Het kabinet beoordeelt de proportionaliteit als positief. Het voorgestelde optreden is geschikt om de doelstelling van het optreden te bereiken, omdat de voorgestelde financiële bijstand bijdraagt aan het dekken van de dringende financieringsbehoefte van Oekraïne. Het voorstel gaat niet verder dan noodzakelijk om de doelstelling van het optreden te bereiken, en is in feite beperkter dan noodzakelijk om de doelstelling te bereiken.

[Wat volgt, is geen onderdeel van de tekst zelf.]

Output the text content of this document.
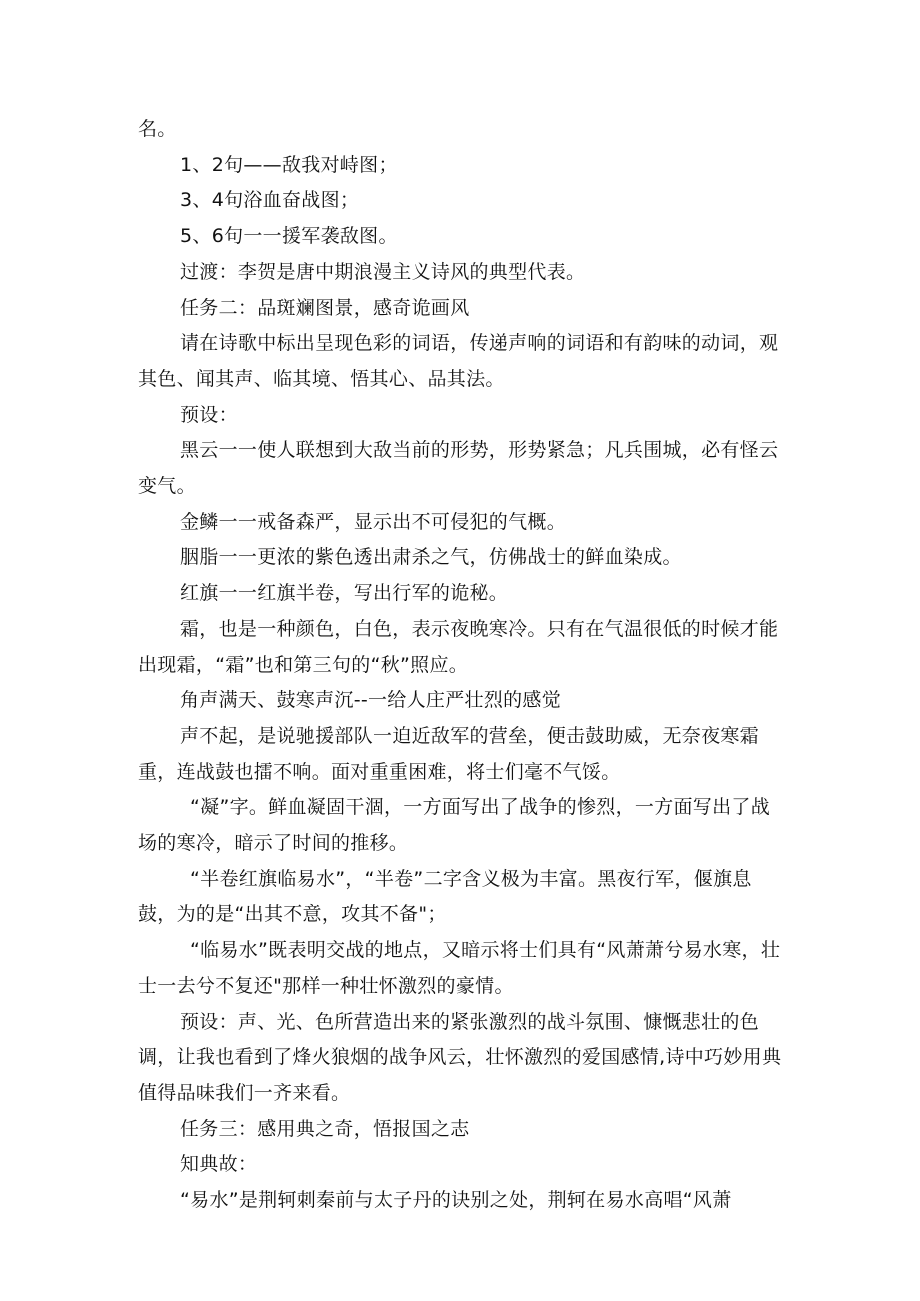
名。

1、2句——敌我对峙图；

3、4句浴血奋战图；

5、6句一一援军袭敌图。

过渡：李贺是唐中期浪漫主义诗风的典型代表。

任务二：品斑斓图景，感奇诡画风

请在诗歌中标出呈现色彩的词语，传递声响的词语和有韵味的动词，观其色、闻其声、临其境、悟其心、品其法。

预设：

黑云一一使人联想到大敌当前的形势，形势紧急；凡兵围城，必有怪云变气。

金鳞一一戒备森严，显示出不可侵犯的气概。

胭脂一一更浓的紫色透出肃杀之气，仿佛战士的鲜血染成。

红旗一一红旗半卷，写出行军的诡秘。

霜，也是一种颜色，白色，表示夜晚寒冷。只有在气温很低的时候才能出现霜，“霜”也和第三句的“秋”照应。

角声满天、鼓寒声沉--一给人庄严壮烈的感觉

声不起，是说驰援部队一迫近敌军的营垒，便击鼓助威，无奈夜寒霜重，连战鼓也擂不响。面对重重困难，将士们毫不气馁。

“凝”字。鲜血凝固干涸，一方面写出了战争的惨烈，一方面写出了战场的寒冷，暗示了时间的推移。

“半卷红旗临易水”，“半卷”二字含义极为丰富。黑夜行军，偃旗息鼓，为的是“出其不意，攻其不备"；

“临易水”既表明交战的地点，又暗示将士们具有“风萧萧兮易水寒，壮士一去兮不复还"那样一种壮怀激烈的豪情。

预设：声、光、色所营造出来的紧张激烈的战斗氛围、慷慨悲壮的色调，让我也看到了烽火狼烟的战争风云，壮怀激烈的爱国感情,诗中巧妙用典值得品味我们一齐来看。

任务三：感用典之奇，悟报国之志

知典故：

“易水”是荆轲刺秦前与太子丹的诀别之处，荆轲在易水高唱“风萧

Bij de totaalomvang van het huidige voorstel en het nog voorgenomen tweede deel van circa 8 miljard euro is bovendien rekening gehouden met de bijdragen die andere multilaterale instellingen en landen zullen leveren.

Gevolgen voor regeldruk, concurrentiekracht en geopolitieke aspecten

Naar verwachting heeft deze mededeling geen gevolgen voor de regeldruk of de concurrentiekracht. Wat betreft geopolitieke aspecten, gaat van dit voorstel een duidelijk signaal van steun aan Oekraïne uit, hetgeen in lijn is met de inzet van het kabinet om Oekraïne in deze oorlogssituatie zo veel mogelijk te steunen. Ook draagt de voorgestelde steun er indirect aan bij dat Oekraïne als land sterker staat tegen de illegale Russische agressie. De voorgestelde steun draagt immers bij aan het in stand houden van de overheidsdiensten vanuit Oekraïne en daarmee aan de stabiliteit van het land. Tot slot zal dit voorstel van de Commissie bijdragen aan een solidaire en geloofwaardige positie van de EU in internationaal verband en richting Oekraïne.